PIERRE, S.D. (KELO) — Wind farms that need permits from the South Dakota Public Utilities Commission might need to start filing progress updates to the agency.
There was no decision on the proposal analyst Jon Thurber presented for commission staff Thursday.
The concept currently calls for monthly reports during construction and quarterly reports before and after.
“There’s been a number of lessons learned. We think we can improve our processes going forward,” Thurber said.
Brett Koenecke, a Pierre lawyer who often represents wind projects, said there might be better ways.

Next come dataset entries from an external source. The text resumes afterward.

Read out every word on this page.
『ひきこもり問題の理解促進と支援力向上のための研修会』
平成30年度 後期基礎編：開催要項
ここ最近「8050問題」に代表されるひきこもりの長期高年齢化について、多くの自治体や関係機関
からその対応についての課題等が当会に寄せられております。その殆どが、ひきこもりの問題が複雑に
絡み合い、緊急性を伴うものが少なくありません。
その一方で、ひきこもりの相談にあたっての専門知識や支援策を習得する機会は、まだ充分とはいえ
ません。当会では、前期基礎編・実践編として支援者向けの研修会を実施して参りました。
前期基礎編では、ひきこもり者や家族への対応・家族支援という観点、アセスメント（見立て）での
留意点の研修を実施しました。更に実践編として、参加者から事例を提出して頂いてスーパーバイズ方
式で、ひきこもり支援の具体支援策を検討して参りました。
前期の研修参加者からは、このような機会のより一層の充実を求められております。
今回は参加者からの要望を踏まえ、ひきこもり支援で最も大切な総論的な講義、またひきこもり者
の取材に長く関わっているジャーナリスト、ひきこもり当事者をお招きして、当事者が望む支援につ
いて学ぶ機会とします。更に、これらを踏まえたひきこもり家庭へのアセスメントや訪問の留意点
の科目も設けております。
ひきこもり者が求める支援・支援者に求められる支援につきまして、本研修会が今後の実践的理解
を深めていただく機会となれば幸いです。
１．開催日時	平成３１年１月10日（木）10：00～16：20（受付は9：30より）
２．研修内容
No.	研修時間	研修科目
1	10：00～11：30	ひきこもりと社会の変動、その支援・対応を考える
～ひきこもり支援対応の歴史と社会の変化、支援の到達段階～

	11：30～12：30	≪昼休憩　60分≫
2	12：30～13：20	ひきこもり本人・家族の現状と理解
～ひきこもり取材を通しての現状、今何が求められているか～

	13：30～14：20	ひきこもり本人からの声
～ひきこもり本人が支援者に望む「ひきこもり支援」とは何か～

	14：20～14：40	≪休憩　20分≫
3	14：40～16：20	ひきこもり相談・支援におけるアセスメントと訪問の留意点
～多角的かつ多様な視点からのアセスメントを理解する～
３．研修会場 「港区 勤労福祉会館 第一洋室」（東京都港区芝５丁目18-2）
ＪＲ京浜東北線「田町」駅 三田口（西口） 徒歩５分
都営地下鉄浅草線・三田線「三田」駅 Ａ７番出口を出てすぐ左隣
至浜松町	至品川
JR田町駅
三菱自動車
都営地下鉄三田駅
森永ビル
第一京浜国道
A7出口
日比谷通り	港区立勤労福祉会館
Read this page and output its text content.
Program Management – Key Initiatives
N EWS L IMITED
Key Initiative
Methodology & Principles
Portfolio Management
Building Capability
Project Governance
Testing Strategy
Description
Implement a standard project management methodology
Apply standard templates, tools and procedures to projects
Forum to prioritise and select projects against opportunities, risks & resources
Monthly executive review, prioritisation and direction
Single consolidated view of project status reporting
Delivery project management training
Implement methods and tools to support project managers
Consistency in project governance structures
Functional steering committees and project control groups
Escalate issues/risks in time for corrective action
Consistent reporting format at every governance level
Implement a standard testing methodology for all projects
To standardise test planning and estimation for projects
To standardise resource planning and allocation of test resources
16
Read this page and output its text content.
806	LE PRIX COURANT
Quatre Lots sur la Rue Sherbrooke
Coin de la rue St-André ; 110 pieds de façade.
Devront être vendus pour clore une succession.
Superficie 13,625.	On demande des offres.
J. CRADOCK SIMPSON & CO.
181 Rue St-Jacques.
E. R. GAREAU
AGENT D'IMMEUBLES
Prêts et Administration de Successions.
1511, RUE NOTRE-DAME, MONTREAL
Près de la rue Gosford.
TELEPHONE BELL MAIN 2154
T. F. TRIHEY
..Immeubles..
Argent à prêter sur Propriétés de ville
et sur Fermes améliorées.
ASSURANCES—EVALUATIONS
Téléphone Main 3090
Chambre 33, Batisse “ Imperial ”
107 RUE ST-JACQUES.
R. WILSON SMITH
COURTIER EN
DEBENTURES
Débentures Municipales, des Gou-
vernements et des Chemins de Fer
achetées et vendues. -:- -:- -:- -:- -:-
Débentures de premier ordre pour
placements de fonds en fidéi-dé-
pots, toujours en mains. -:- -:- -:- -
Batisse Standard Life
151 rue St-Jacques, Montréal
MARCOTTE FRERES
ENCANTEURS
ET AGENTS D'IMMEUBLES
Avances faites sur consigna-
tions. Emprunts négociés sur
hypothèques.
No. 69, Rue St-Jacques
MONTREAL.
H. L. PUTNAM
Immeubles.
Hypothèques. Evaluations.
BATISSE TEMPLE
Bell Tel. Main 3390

“Not a lot of love for this idea, as you can imagine. I don’t think the reports are going to create compliance,” Koenecke said. “The reports might portray or display the compliance. They’re not going to achieve it by themselves.”
Koenecke recalled reports required for the original Keystone oil pipeline that was built through South Dakota in 2008. A commission lawyer contacted him in 2012 that a report hadn’t been filed.
“Nobody noticed for months that report was missed,” Koenecke said.
Chris Nelson, the commission’s chairman, said the point of the PUC putting conditions in project permits is to protect the public.
“Some of those conditions are triggered by events that happen out in the field, by the project, and we don’t know,” Nelson told Koenecke. “Help me understand how we can manage that without some periodic update?”
Replied Koenecke, “I don’t know that anybody reads the reports.”
Earlier in the meeting, the commission engaged in a long discussion and decided that the Crowned Ridge II wind project in northeastern South Dakota needs to conduct at least one additional sound-level study, because of noise complaints from neighbors who don’t have the turbines on their properties.
Thurber said his goal for the proposed reports is they serve as “a tool to actively manage the permit. That’s what the hope is.”
Kristen Edwards, a staff attorney, said she reads every report the now-halted KXL oil pipeline project still files. Edwards added that she knows another staff members reads them too “because occasionally we discuss them.”
Koenecke clarified that his comment didn’t refer to commission staff. “My intention was to say third parties weren’t looking at them.”
Nelson suggested a checklist of a project’s permit conditions might be adequate, with a date listed when a condition was met.
Thurber said some developers naturally do periodic communication on projects, while others are less forward and put staff in a reactionary position that can be frustrating to citizens. He said staff should be able to tell citizens what is happening on a project.
Darla Pohlman Rogers, a Pierre lawyer who represents South Dakota Rural Electric Association and one of its members, Basin Electric, said the proposal seemed subjective regarding whether reports would be required from wind farms that were completed.
“It wasn’t real clear to me,” she said.